With those things being said, I have Smith, Melancon, Greene, Jackson, and Martin as absolute locks. That would leave Tomlin, Minter, Matzek, Darren O’Day, and Grant Dayton to fill the final three spots. I think the Braves would want to keep Minter since he is supremely talented, fairly young, and looked great for the big league club in 2017 and 2018. It would seem like Dayton is the easiest to cut here since he hasn’t been tremendously effective relative to some of the others this season and doesn’t have much of a track record to fall back on. That would leave Tomlin, Matzek, and O’Day for the final two spots. It seems like the Braves really like Tomlin and he has been good for them as a long relief option, so we’ll assume Tomlin makes the final roster.
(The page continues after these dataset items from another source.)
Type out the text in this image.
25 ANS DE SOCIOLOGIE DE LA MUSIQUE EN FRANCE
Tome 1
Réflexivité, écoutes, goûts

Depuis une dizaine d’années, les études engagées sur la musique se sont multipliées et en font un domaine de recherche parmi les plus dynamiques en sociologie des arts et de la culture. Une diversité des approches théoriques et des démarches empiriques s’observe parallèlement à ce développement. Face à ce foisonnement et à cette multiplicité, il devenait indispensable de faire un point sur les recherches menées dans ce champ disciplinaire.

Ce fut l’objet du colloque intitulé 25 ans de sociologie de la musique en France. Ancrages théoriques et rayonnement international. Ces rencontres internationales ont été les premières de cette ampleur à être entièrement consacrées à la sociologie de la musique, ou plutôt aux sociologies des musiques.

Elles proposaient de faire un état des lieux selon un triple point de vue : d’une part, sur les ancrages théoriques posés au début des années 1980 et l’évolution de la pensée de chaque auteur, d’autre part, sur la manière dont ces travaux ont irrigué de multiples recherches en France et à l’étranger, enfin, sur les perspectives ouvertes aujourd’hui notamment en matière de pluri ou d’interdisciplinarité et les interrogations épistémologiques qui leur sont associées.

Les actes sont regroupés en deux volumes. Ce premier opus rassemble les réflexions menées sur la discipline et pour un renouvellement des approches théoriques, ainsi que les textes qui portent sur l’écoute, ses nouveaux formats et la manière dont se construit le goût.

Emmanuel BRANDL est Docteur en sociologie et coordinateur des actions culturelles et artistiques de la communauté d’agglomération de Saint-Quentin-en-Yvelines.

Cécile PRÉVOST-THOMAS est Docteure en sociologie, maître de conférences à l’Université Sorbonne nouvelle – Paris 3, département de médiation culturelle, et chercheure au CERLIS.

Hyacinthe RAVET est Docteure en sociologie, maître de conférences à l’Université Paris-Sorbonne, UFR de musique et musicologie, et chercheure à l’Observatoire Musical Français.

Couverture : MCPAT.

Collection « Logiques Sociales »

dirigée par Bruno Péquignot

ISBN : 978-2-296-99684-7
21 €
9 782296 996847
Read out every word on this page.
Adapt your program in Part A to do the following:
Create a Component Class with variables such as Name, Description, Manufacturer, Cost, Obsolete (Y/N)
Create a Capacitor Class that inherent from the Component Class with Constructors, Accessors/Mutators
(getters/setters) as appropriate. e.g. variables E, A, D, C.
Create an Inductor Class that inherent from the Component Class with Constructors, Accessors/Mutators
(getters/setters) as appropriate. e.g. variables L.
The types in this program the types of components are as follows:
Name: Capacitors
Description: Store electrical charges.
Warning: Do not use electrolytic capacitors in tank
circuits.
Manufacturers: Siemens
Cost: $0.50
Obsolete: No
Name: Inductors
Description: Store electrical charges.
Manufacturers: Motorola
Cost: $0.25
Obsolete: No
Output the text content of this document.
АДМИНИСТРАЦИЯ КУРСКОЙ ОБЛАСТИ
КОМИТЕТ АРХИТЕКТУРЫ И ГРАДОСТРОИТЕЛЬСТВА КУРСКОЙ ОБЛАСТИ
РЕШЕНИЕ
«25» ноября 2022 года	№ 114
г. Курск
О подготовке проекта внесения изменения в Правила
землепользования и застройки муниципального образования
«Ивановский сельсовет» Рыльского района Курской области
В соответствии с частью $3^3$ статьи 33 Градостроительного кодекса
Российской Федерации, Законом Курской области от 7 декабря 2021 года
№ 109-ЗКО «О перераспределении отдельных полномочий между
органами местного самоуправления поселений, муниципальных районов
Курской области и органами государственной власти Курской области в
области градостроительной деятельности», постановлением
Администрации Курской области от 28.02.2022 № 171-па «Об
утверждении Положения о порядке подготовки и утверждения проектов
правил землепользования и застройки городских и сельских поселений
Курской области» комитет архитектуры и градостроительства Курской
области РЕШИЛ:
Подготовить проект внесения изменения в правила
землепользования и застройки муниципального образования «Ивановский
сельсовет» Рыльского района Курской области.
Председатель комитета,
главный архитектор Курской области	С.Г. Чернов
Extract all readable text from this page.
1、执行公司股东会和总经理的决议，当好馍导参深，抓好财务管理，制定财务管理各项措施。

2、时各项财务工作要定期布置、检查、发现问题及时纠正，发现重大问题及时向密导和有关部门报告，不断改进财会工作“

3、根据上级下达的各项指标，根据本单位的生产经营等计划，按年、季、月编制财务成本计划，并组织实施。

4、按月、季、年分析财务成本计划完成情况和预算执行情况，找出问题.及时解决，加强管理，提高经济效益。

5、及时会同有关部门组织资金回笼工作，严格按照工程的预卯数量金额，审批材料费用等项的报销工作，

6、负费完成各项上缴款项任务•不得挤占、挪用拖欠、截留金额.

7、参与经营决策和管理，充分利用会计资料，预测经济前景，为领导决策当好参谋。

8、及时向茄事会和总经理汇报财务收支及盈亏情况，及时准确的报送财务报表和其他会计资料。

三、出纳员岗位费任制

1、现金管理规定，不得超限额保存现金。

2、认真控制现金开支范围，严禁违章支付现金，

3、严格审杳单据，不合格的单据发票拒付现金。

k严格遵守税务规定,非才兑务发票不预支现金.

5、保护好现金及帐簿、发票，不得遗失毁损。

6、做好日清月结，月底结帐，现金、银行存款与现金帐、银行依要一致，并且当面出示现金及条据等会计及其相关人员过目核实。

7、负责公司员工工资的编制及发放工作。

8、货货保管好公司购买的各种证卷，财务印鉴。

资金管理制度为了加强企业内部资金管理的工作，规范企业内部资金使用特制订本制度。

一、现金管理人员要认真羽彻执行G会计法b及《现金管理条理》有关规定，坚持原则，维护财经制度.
Choosing between Matzek and O’Day is really difficult for the final spot. I would lean towards Matzek since he is far younger, has looked fantastic this season, and O’Day has been injury prone of late. With that being said, it’s also easy to understand why the Braves might choose O’Day, since there would already be two left-handed relievers in the bullpen, they are paying O’Day $2.75 million, and he boasts a career ERA of 2.56. The next few weeks will be crucial towards determining who makes these final spots.

MLB: JUL 31 Mets at Braves Photo by Rich von Biberstein/Icon Sportswire via Getty Images

This exercise leaves the final bullpen as composed of Will Smith, Mark Melancon, Chris Martin, Shane Greene, Luke Jackson, A.J Minter, Tyler Matzek, and Josh Tomlin, with Darren O’Day just missing the cut, and Sean Newcomb and Touki Toussaint in the rotation. These decisions become even harder if Newcomb and/or Toussaint fall out of the rotation and must be considered for the bullpen. This is especially true for Newcomb, who posted an impressive 3.04 ERA over 53.1 innings as a reliever in 2019.

For a team with a lot of questions in the starting rotation, having a talented and deep bullpen is hugely helpful, especially with the 3 batter minimum rule and as the Braves (hopefully) head into the playoffs, where relief pitching is at a premium. Even with some statistical regression over a larger sample, this bullpen can be a huge weapon for Atlanta in 2020.